This slide talks about data caches reducing stalls. Modern processors have separate instruction and data caches. Is there a reason why only data caches are mentioned here? Even instruction caches can reduce the number of stalls, right?
@afa4, I think this slide is talking about prefetching. On this slide, the reason why only data cache is mentioned is because we assumed that the instructions have already been made available in some way (maybe instruction prefetch, or it's already in cache etc.) and that the performance is bottlenecked by the memory accessing latency.
The point is that prefetching can reduce this stall by analyzing the memory accessing patterns and issue loads before the execution flow gets there.
I have a question regarding cache data prefetching. Let's take an array and a linked list. Could we consider that in general iterating through elements in an array would be faster than elements in a linked list?
The simplest algorithm for prefetching data would be to cache all data next to some data element we are accessing. Therefore, iterating through an array would be quite fast as all next elements would be really likely to be cached.
Then, in a linked list, predicting the next accessed data would be more complex as it would have to know that the next element is pointed by the current one somehow. And it is likely that the next element would not even have been cached, so we'd have a cache miss maybe for each next element.

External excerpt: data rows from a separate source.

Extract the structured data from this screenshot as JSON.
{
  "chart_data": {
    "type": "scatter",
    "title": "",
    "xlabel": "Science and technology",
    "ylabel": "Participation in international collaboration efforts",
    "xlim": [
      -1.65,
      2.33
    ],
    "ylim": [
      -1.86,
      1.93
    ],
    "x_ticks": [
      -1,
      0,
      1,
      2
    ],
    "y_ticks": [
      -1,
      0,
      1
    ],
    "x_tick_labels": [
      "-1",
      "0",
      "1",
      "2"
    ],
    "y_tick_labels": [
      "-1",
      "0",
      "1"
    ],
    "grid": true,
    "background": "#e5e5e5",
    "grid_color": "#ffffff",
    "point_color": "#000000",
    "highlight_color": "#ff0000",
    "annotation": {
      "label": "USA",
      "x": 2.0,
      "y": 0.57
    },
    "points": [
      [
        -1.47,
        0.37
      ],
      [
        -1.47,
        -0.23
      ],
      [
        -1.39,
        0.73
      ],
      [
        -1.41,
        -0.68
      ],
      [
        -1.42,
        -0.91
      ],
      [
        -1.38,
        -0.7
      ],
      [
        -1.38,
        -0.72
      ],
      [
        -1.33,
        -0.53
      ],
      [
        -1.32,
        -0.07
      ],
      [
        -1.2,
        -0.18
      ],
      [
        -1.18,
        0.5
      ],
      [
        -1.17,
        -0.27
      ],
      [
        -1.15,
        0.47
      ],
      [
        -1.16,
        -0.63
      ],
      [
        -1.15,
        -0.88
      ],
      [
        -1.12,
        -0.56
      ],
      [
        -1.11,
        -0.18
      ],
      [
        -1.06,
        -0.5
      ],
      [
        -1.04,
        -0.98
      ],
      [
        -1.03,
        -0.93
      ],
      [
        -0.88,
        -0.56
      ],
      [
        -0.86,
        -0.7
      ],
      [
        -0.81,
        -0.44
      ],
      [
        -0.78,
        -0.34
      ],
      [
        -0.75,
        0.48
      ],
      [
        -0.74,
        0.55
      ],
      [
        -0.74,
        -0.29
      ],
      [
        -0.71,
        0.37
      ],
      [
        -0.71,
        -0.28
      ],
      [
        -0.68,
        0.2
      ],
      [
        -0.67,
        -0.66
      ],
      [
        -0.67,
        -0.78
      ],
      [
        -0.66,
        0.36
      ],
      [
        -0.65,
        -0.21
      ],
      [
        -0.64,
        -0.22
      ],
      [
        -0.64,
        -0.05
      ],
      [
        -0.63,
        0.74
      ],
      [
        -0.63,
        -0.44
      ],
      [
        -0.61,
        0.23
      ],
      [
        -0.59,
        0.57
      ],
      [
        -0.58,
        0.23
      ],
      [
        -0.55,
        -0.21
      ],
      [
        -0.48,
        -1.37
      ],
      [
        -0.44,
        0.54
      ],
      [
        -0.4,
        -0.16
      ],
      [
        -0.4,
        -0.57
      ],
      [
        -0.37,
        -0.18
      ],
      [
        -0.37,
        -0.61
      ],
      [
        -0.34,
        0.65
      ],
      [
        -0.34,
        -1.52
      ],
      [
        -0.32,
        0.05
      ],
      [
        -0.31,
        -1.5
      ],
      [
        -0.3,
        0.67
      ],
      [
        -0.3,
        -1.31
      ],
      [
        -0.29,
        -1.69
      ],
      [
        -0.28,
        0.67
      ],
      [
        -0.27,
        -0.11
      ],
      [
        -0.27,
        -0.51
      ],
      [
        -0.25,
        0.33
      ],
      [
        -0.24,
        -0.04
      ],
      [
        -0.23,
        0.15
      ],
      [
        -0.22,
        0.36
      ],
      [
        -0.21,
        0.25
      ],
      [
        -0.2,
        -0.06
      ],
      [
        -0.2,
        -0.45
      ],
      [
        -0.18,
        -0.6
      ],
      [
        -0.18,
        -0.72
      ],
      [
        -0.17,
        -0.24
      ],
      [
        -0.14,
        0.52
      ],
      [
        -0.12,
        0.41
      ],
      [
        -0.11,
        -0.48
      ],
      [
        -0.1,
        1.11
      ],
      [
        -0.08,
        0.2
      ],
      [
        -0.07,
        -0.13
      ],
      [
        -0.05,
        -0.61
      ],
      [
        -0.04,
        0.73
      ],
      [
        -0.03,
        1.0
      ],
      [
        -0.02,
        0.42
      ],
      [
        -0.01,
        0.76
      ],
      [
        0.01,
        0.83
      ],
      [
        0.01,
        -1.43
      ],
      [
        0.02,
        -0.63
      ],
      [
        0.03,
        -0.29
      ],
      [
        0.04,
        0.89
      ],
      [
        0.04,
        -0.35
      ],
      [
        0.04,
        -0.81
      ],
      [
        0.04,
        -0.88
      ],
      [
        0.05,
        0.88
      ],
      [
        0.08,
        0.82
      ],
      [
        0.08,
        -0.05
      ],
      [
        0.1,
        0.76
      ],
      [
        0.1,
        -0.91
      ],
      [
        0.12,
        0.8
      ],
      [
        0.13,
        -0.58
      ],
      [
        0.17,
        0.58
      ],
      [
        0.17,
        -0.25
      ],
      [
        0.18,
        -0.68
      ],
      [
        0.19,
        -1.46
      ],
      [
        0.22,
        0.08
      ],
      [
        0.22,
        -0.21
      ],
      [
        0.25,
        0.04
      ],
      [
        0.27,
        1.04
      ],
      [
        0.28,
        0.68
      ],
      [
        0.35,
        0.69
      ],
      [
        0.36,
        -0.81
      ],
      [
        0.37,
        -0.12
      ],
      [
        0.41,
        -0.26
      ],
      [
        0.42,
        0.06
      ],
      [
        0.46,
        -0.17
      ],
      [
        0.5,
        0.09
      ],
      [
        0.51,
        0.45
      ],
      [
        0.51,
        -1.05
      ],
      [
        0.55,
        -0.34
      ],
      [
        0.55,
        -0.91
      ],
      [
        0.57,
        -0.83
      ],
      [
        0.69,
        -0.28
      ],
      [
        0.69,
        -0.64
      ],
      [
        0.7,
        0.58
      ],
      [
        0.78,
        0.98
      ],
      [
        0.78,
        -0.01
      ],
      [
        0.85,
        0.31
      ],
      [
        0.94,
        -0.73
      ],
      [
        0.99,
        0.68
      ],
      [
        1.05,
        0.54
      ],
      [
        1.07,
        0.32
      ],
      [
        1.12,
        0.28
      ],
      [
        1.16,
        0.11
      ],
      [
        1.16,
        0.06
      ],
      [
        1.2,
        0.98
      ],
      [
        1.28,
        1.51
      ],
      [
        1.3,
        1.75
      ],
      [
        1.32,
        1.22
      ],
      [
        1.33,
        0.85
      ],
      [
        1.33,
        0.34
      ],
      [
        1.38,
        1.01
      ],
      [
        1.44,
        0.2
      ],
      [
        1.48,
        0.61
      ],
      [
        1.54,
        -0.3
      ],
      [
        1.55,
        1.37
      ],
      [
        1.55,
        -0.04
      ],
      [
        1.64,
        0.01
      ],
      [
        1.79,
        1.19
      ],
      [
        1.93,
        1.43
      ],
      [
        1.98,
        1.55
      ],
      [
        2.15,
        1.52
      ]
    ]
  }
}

The allocation algorithm would also have an impact on how elements are scattered.
EDIT : interesting video of Mr. C++ (Bjarne Stroustrup) discussing of the use of linked lists vs. array
I'm a little confused on how prefetching works from a hardware standpoint. Is there a unit that is solely responsible for analyzing memory access patterns and prefetching data into the cache that operates independently from the processor executing instructions?